Influenciador digital atuava como operador de mídia para a rede

A Polícia Federal detalhou o papel de Raphael Souza Oliveira no esquema. Os agentes identificaram o influenciador como uma peça chave na engrenagem. Ele seria o responsável por dar visibilidade às ações do grupo. A página Choquei possui mais de 27 milhões de seguidores nas redes. Esse alcance massivo servia aos propósitos da organização. O criador do perfil prestou depoimento formal aos delegados. Ele negou qualquer tipo de participação em atividades criminosas.

O investigado apresentou sua versão sobre a evolução patrimonial. Ele afirmou faturar cerca de R$ 400 mil mensais de forma totalmente legal. A receita viria exclusivamente de contratos de publicidade digital. A defesa contesta as acusações desde o início da operação policial. Os advogados sustentam que o cliente prestava apenas serviços de marketing padrão. A equipe jurídica prepara novos recursos contra a prisão preventiva. Eles planejam acionar o Tribunal Regional Federal da 3ª Região. O Supremo Tribunal Federal também está no radar da defesa.

Artistas da música serviam como escudo para transações financeiras

A operação policial também alcançou figuras conhecidas do cenário musical. Os cantores MC Ryan SP e MC Poze do Rodo permanecem detidos. A captura dos artistas ocorreu na mesma fase da ofensiva federal. A investigação aponta que os músicos funcionavam como uma espécie de escudo. A fama ajudava a dar uma aparência de legalidade às movimentações suspeitas. O esquema envolvia a promoção de apostas ilegais e rifas virtuais. O tráfico de drogas alimentava a base financeira de toda a estrutura.

As equipes de defesa dos três investigados principais negam as irregularidades. Os representantes legais trabalham para desvincular a imagem dos clientes dos crimes. A assessoria de MC Ryan SP divulgou uma nota oficial sobre o caso. O comunicado destaca a total lisura nas movimentações financeiras do artista. Os advogados argumentam que os contratos artísticos justificam os valores recebidos. A Polícia Federal mantém o foco na análise das provas digitais. O inquérito segue sob sigilo na Justiça Federal.

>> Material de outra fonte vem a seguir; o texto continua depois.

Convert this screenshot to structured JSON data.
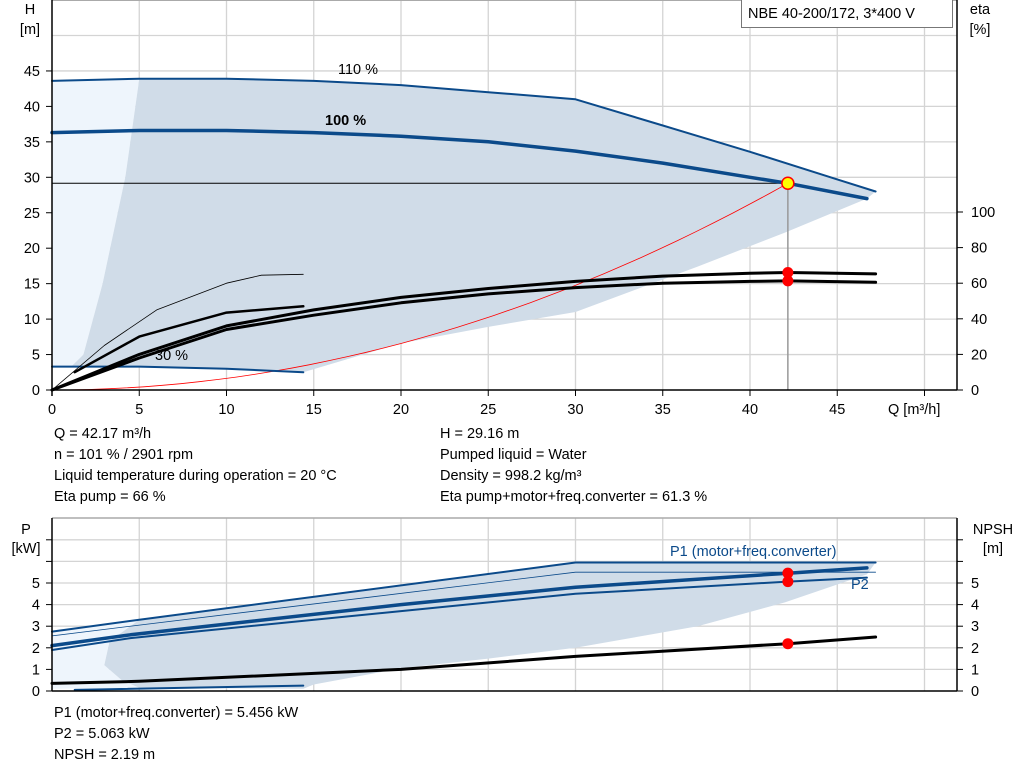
{
  "title": "NBE 40-200/172, 3*400 V",
  "colors": {
    "curve_blue": "#0b4a8a",
    "area": "#d0dce8",
    "area_light": "#eef5fc",
    "grid": "#d4d4d4",
    "duty_red": "#ff0000",
    "duty_yellow": "#ffff00"
  },
  "info_main": {
    "left": [
      "Q = 42.17 m³/h",
      "n = 101 % / 2901 rpm",
      "Liquid temperature during operation = 20 °C",
      "Eta pump = 66 %"
    ],
    "right": [
      "H = 29.16 m",
      "Pumped liquid = Water",
      "Density = 998.2 kg/m³",
      "Eta pump+motor+freq.converter = 61.3 %"
    ]
  },
  "info_power": [
    "P1 (motor+freq.converter) = 5.456 kW",
    "P2 = 5.063 kW",
    "NPSH = 2.19 m"
  ],
  "chart_data": [
    {
      "type": "line",
      "xlabel": "Q [m³/h]",
      "ylabel": [
        "H",
        "[m]"
      ],
      "y2label": [
        "eta",
        "[%]"
      ],
      "xlim": [
        0,
        52
      ],
      "ylim": [
        0,
        50
      ],
      "y2lim": [
        0,
        100
      ],
      "xticks": [
        0,
        5,
        10,
        15,
        20,
        25,
        30,
        35,
        40,
        45
      ],
      "yticks": [
        0,
        5,
        10,
        15,
        20,
        25,
        30,
        35,
        40,
        45
      ],
      "y2ticks": [
        0,
        20,
        40,
        60,
        80,
        100
      ],
      "grid": true,
      "curve_labels": [
        {
          "text": "110 %",
          "bold": false
        },
        {
          "text": "100 %",
          "bold": true
        },
        {
          "text": "30 %",
          "bold": false
        }
      ],
      "series": [
        {
          "axis": "H",
          "style": "blue",
          "width": 2,
          "points": [
            [
              0,
              43.6
            ],
            [
              5,
              43.9
            ],
            [
              10,
              43.9
            ],
            [
              15,
              43.6
            ],
            [
              20,
              43.0
            ],
            [
              25,
              42.0
            ],
            [
              30,
              41.0
            ],
            [
              35,
              37.3
            ],
            [
              40,
              33.6
            ],
            [
              45,
              29.7
            ],
            [
              47.2,
              28.0
            ]
          ]
        },
        {
          "axis": "H",
          "style": "blue",
          "width": 3.5,
          "points": [
            [
              0,
              36.3
            ],
            [
              5,
              36.6
            ],
            [
              10,
              36.6
            ],
            [
              15,
              36.3
            ],
            [
              20,
              35.8
            ],
            [
              25,
              35.0
            ],
            [
              30,
              33.7
            ],
            [
              35,
              32.0
            ],
            [
              40,
              30.0
            ],
            [
              42.17,
              29.16
            ],
            [
              46.7,
              27.0
            ]
          ]
        },
        {
          "axis": "H",
          "style": "blue",
          "width": 2,
          "points": [
            [
              0,
              3.3
            ],
            [
              5,
              3.3
            ],
            [
              10,
              3.0
            ],
            [
              14.4,
              2.5
            ]
          ]
        },
        {
          "axis": "eta",
          "style": "black",
          "width": 3,
          "points": [
            [
              0,
              0
            ],
            [
              5,
              20
            ],
            [
              10,
              36
            ],
            [
              15,
              45
            ],
            [
              20,
              52
            ],
            [
              25,
              57
            ],
            [
              30,
              61
            ],
            [
              35,
              64
            ],
            [
              40,
              65.6
            ],
            [
              42.17,
              66
            ],
            [
              47.2,
              65.2
            ]
          ]
        },
        {
          "axis": "eta",
          "style": "black",
          "width": 3,
          "points": [
            [
              0,
              0
            ],
            [
              5,
              18
            ],
            [
              10,
              34
            ],
            [
              15,
              42
            ],
            [
              20,
              49
            ],
            [
              25,
              54
            ],
            [
              30,
              57.5
            ],
            [
              35,
              60
            ],
            [
              40,
              61
            ],
            [
              42.17,
              61.3
            ],
            [
              47.2,
              60.5
            ]
          ]
        },
        {
          "axis": "eta",
          "style": "black",
          "width": 0.8,
          "points": [
            [
              0,
              0
            ],
            [
              3,
              25
            ],
            [
              6,
              45
            ],
            [
              10,
              60
            ],
            [
              12,
              64.5
            ],
            [
              14.4,
              65
            ]
          ]
        },
        {
          "axis": "eta",
          "style": "black",
          "width": 2.5,
          "points": [
            [
              1.3,
              10
            ],
            [
              5,
              30
            ],
            [
              10,
              43.5
            ],
            [
              14.4,
              47
            ]
          ]
        }
      ],
      "system_curve": {
        "type": "quadratic",
        "Q": 42.17,
        "H": 29.16
      },
      "duty_point": {
        "Q": 42.17,
        "H": 29.16,
        "eta_pump": 66,
        "eta_total": 61.3
      },
      "operating_area": [
        [
          5,
          43.9
        ],
        [
          10,
          43.9
        ],
        [
          15,
          43.6
        ],
        [
          20,
          43.0
        ],
        [
          25,
          42.0
        ],
        [
          30,
          41.0
        ],
        [
          35,
          37.3
        ],
        [
          40,
          33.6
        ],
        [
          45,
          29.7
        ],
        [
          47.2,
          28.0
        ],
        [
          46.7,
          27.0
        ],
        [
          42,
          22.2
        ],
        [
          37,
          17.4
        ],
        [
          30,
          11.0
        ],
        [
          25,
          8.9
        ],
        [
          20,
          6.6
        ],
        [
          14.4,
          2.5
        ],
        [
          10,
          3.0
        ],
        [
          5,
          3.3
        ],
        [
          1.1,
          3.3
        ],
        [
          1.8,
          5
        ],
        [
          2.9,
          15
        ],
        [
          4.2,
          30
        ],
        [
          5,
          43.9
        ]
      ],
      "light_area": [
        [
          0,
          3.3
        ],
        [
          0,
          43.6
        ],
        [
          5,
          43.9
        ],
        [
          4.2,
          30
        ],
        [
          2.9,
          15
        ],
        [
          1.8,
          5
        ],
        [
          1.1,
          3.3
        ]
      ]
    },
    {
      "type": "line",
      "ylabel": [
        "P",
        "[kW]"
      ],
      "y2label": [
        "NPSH",
        "[m]"
      ],
      "xlim": [
        0,
        52
      ],
      "ylim": [
        0,
        8
      ],
      "y2lim": [
        0,
        8
      ],
      "yticks": [
        0,
        1,
        2,
        3,
        4,
        5
      ],
      "y2ticks": [
        0,
        1,
        2,
        3,
        4,
        5
      ],
      "grid": true,
      "series_labels": [
        "P1 (motor+freq.converter)",
        "P2"
      ],
      "series": [
        {
          "style": "blue",
          "width": 2,
          "points": [
            [
              0,
              2.75
            ],
            [
              5,
              3.3
            ],
            [
              30,
              5.95
            ],
            [
              47.2,
              5.95
            ]
          ]
        },
        {
          "style": "blue",
          "width": 0.8,
          "points": [
            [
              0,
              2.55
            ],
            [
              5,
              3.05
            ],
            [
              30,
              5.5
            ],
            [
              47.2,
              5.5
            ]
          ]
        },
        {
          "style": "blue",
          "width": 3.5,
          "points": [
            [
              0,
              2.1
            ],
            [
              4.5,
              2.6
            ],
            [
              20,
              4.0
            ],
            [
              30,
              4.8
            ],
            [
              42.17,
              5.456
            ],
            [
              46.7,
              5.7
            ]
          ]
        },
        {
          "style": "blue",
          "width": 2,
          "points": [
            [
              0,
              1.9
            ],
            [
              4.5,
              2.45
            ],
            [
              20,
              3.7
            ],
            [
              30,
              4.5
            ],
            [
              42.17,
              5.063
            ],
            [
              46.7,
              5.25
            ]
          ]
        },
        {
          "style": "black",
          "width": 3,
          "points": [
            [
              0,
              0.35
            ],
            [
              5,
              0.45
            ],
            [
              20,
              1.0
            ],
            [
              30,
              1.6
            ],
            [
              42.17,
              2.19
            ],
            [
              47.2,
              2.5
            ]
          ]
        },
        {
          "style": "blue",
          "width": 2,
          "points": [
            [
              1.3,
              0.05
            ],
            [
              14.4,
              0.25
            ]
          ]
        }
      ],
      "duty_points": [
        5.456,
        5.063,
        2.19
      ],
      "operating_area": [
        [
          5,
          3.3
        ],
        [
          30,
          5.95
        ],
        [
          47.2,
          5.95
        ],
        [
          46.7,
          5.4
        ],
        [
          42,
          4.1
        ],
        [
          37,
          3.0
        ],
        [
          30,
          2.0
        ],
        [
          25,
          1.5
        ],
        [
          20,
          1.05
        ],
        [
          15,
          0.3
        ],
        [
          14.4,
          0.1
        ],
        [
          5,
          0.15
        ],
        [
          4,
          0.5
        ],
        [
          3,
          1.2
        ],
        [
          3.3,
          2.3
        ],
        [
          5,
          3.3
        ]
      ],
      "light_area": [
        [
          0,
          0.1
        ],
        [
          0,
          2.75
        ],
        [
          5,
          3.3
        ],
        [
          3.3,
          2.3
        ],
        [
          3,
          1.2
        ],
        [
          4,
          0.5
        ],
        [
          5,
          0.15
        ]
      ]
    }
  ]
}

O caso expõe a vulnerabilidade do setor de entretenimento digital. As autoridades alertam para o uso de influenciadores em esquemas de fraude. A popularidade nas redes sociais facilita a dispersão de recursos ilícitos. O público jovem costuma ser o alvo principal das campanhas de apostas. A regulamentação do setor de jogos virtuais ganha força após o escândalo. O Ministério Público acompanha o desdobramento das investigações federais. A cooperação entre diferentes forças de segurança garantiu o sucesso da operação.

O sistema penitenciário mantém os investigados em celas separadas. A administração prisional segue protocolos rígidos de segurança para casos de grande repercussão. Os advogados possuem acesso regular aos clientes para alinhamento das estratégias de defesa. O cronograma do judiciário prevê a análise dos novos recursos nas próximas semanas. Os desembargadores federais avaliarão os argumentos sobre a necessidade da prisão preventiva. O andamento processual depende da conclusão dos laudos periciais nos equipamentos eletrônicos apreendidos.